As Wittes goes on to say, Rosenstein is clearly trying to thread the needle: protecting Mueller’s lawful and correct investigation while also kicking enough dirt and rubble into the gears of the rule of law to serve or perhaps keep at bay his ultimate master, President Trump. It’s comparable to his role in James Comey’s firing: writing a nominally reasonable memo which he knew would be used for an unreasonable, quite possibly illegal purpose. It is almost the definition of complicity – a largely passive and perhaps incomplete participation in corrupt acts.

My friend Eli Lake, who unfortunately, largely went along with the earlier Chairman Nunes ‘unmasking’ charade, also sees the disgrace of what happened here.

Here’s an admittedly lengthy excerpt from his column

The inspector general’s investigation is ongoing.
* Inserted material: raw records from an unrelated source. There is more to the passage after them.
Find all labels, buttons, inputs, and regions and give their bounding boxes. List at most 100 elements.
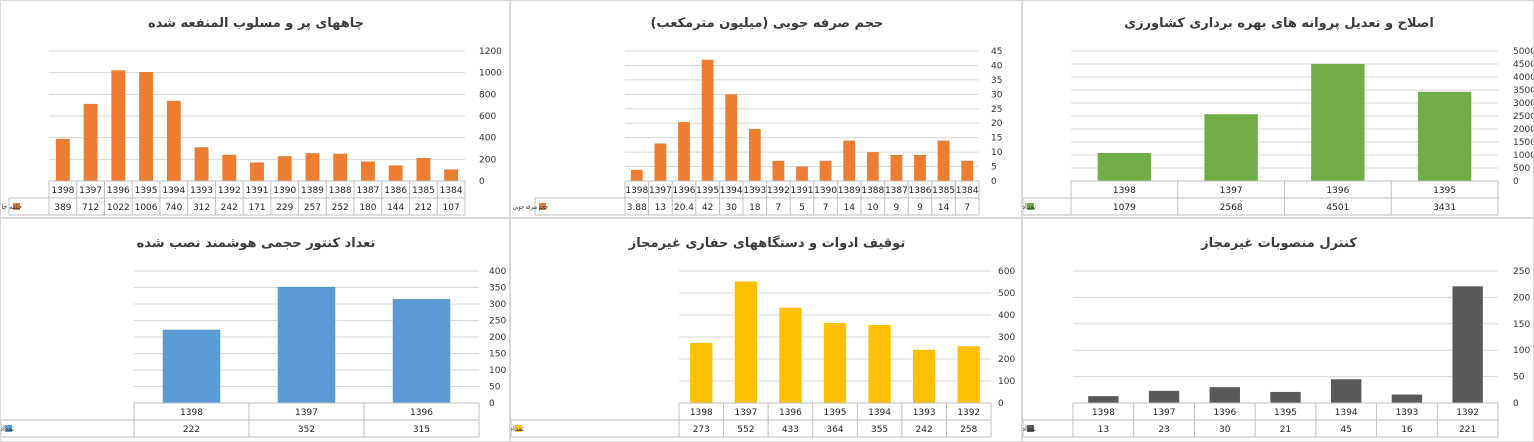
category-label: 1390 <box>814 186 837 196</box>
data-label: 552 <box>737 425 754 435</box>
bar-1398 <box>690 342 713 403</box>
data-label: 257 <box>304 203 321 213</box>
y-tick-label: 250 <box>489 317 506 327</box>
y-tick-label: 1000 <box>1513 151 1533 161</box>
category-label: 1397 <box>734 408 757 418</box>
bar-1388 <box>333 153 348 181</box>
y-tick-label: 0 <box>998 399 1004 409</box>
category-label: 1384 <box>440 186 463 196</box>
data-label: 20.4 <box>674 203 694 213</box>
data-label: 171 <box>248 203 265 213</box>
data-label: 212 <box>415 203 432 213</box>
y-tick-label: 5000 <box>1513 47 1533 57</box>
chart-meters: تعداد کنتور حجمی هوشمند نصب شده 0 50 100 150… <box>1 236 506 438</box>
y-tick-label: 4000 <box>1513 73 1533 83</box>
bar-1396 <box>1311 63 1365 181</box>
category-label: 1393 <box>1395 408 1418 418</box>
category-label: 1392 <box>957 408 980 418</box>
category-label: 1387 <box>356 186 379 196</box>
bar-1392 <box>1452 286 1483 403</box>
y-tick-label: 1500 <box>1513 138 1533 148</box>
data-label: 7 <box>964 203 970 213</box>
y-tick-label: 15 <box>991 134 1002 144</box>
chart-title: چاههای پر و مسلوب المنفعه شده <box>148 16 364 31</box>
data-label: 273 <box>693 425 710 435</box>
data-label: 364 <box>826 425 843 435</box>
category-label: 1395 <box>696 186 719 196</box>
legend-swatch <box>1027 203 1034 210</box>
data-label: 9 <box>894 203 900 213</box>
category-label: 1393 <box>743 186 766 196</box>
legend-swatch <box>515 425 522 432</box>
y-tick-label: 0 <box>1513 399 1519 409</box>
category-label: 1398 <box>1113 186 1136 196</box>
legend-swatch <box>1027 425 1034 432</box>
data-label: 355 <box>871 425 888 435</box>
y-tick-label: 3000 <box>1513 99 1533 109</box>
bar-1397 <box>1204 114 1258 181</box>
data-label: 144 <box>387 203 404 213</box>
data-label: 352 <box>298 425 315 435</box>
bar-1392 <box>957 346 980 403</box>
bar-1390 <box>277 156 292 181</box>
category-label: 1392 <box>767 186 790 196</box>
bar-1392 <box>772 160 785 181</box>
category-label: 1385 <box>412 186 435 196</box>
bar-1393 <box>1391 394 1423 403</box>
data-label: 221 <box>1459 425 1476 435</box>
bar-1390 <box>819 160 832 181</box>
category-label: 1388 <box>329 186 352 196</box>
legend-label: تعداد کنتور حجمی هوشمند نصب شده <box>1 425 14 433</box>
bar-1393 <box>748 129 761 181</box>
category-label: 1388 <box>861 186 884 196</box>
chart-panel-wells: چاههای پر و مسلوب المنفعه شده 0 200 400 600 8… <box>0 0 510 218</box>
data-label: 252 <box>332 203 349 213</box>
legend-swatch <box>539 203 546 210</box>
category-label: 1392 <box>1456 408 1479 418</box>
y-tick-label: 250 <box>1513 267 1530 277</box>
y-tick-label: 200 <box>489 333 506 343</box>
category-label: 1395 <box>135 186 158 196</box>
y-tick-label: 100 <box>998 377 1015 387</box>
bar-1389 <box>305 153 320 181</box>
bar-1396 <box>678 122 690 181</box>
bar-1396 <box>1209 387 1240 403</box>
category-label: 1398 <box>625 186 648 196</box>
bar-1385 <box>937 140 950 181</box>
legend-label: تعداد <box>1023 203 1036 211</box>
y-tick-label: 50 <box>489 383 501 393</box>
bar-1391 <box>250 162 264 181</box>
y-tick-label: 100 <box>489 366 506 376</box>
y-tick-label: 200 <box>1513 293 1530 303</box>
data-label: 4501 <box>1326 203 1349 213</box>
y-tick-label: 0 <box>479 177 485 187</box>
category-label: 1390 <box>273 186 296 196</box>
category-label: 1384 <box>956 186 979 196</box>
y-tick-label: 500 <box>998 289 1015 299</box>
bar-1398 <box>1097 152 1152 181</box>
data-label: 42 <box>702 203 713 213</box>
chart-installs: کنترل منصوبات غیرمجاز 0 50 100 150 200 250 1398… <box>1023 236 1530 438</box>
y-tick-label: 2500 <box>1513 112 1533 122</box>
y-tick-label: 5 <box>991 163 997 173</box>
y-tick-label: 0 <box>1513 177 1519 187</box>
category-label: 1398 <box>180 408 203 418</box>
bar-1397 <box>277 286 336 403</box>
y-tick-label: 200 <box>998 355 1015 365</box>
data-label: 740 <box>165 203 182 213</box>
bar-1396 <box>111 70 126 181</box>
data-label: 180 <box>359 203 376 213</box>
bar-1395 <box>139 72 153 181</box>
legend-label: حلقه چاه <box>1 203 22 211</box>
bar-1397 <box>1148 390 1180 403</box>
bar-1398 <box>162 329 221 403</box>
bar-1394 <box>1331 379 1362 403</box>
data-label: 433 <box>782 425 799 435</box>
y-tick-label: 30 <box>991 90 1003 100</box>
y-tick-label: 2000 <box>1513 125 1533 135</box>
y-tick-label: 600 <box>479 112 496 122</box>
category-label: 1398 <box>51 186 74 196</box>
bar-1395 <box>1417 91 1472 181</box>
bar-1395 <box>701 59 714 181</box>
bar-1384 <box>961 160 974 181</box>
Perhaps more evidence will emerge that the privately held opinions of two investigators contributed to then-FBI director James Comey’s decision in July 2016 not to charge Clinton with a crime. (That was when the Republicans said the FBI was pro-Clinton. Before Comey called the finality of that inquiry into question just days before the 2016 election and the Democrats said the FBI was anti-Clinton.) Until charges are pressed and evidence is considered, however, Page and Strzok are owed some due process.

They aren’t getting it. This week, the Justice Department not only disclosed to Congress their private texts during an ongoing investigation, but then briefed their private texts to the media. This last point was first reported Wednesday by Natasha Bertrand of Business Insider. I was also able to confirm it.

When I asked Ian Prior, a Justice Department spokesman, about the due process rights of Strzok and Page, he said: “The Department ensures that its release of information from the Department to members of Congress or to the media is consistent with law, including the Privacy Act.” He went on to say that the information the Department provided to Congress in response to requests for the information was not subject “withholding exceptions,” that lawyers for Congress and relevant parties were informed of this beforehand and that “career officials determined that the text messages could be released under both ethical and legal standards.”

If that is the case, then the Justice Department is in need of reform. Let’s start with an obvious point. Publication of someone’s private texts — even if they are conducted on government phones — is an astonishing breach of privacy. How many of us say or write things intended for one person that we would not say in a public forum? Also consider how a snippet of one’s conversation in private can be taken out of context to misconstrue its meaning.

It’s not relevant whether the investigators held private political opinions. We should assume that all federal employees do. FBI officers and lawyers are American citizens with the same free speech rights as the rest of us.

These two will survive whatever embarrassment they experience. I suspect and hope – though I’m not sure – the Mueller investigation will survive. Much of this is intended to lay the predicate and create room for President Trump to end the probe. But this whole episode is simply a disgrace. It is an example of how much the gravitational pull of Trump’s corruption has already affected Washington, the federal government and the entire country. The corrupt and the desperate flock to him, the unprincipled defend him and even those who are I think mainly ethnical people under normal circumstances – I’m thinking of Rosenstein in this case – are bent and deformed by the pull.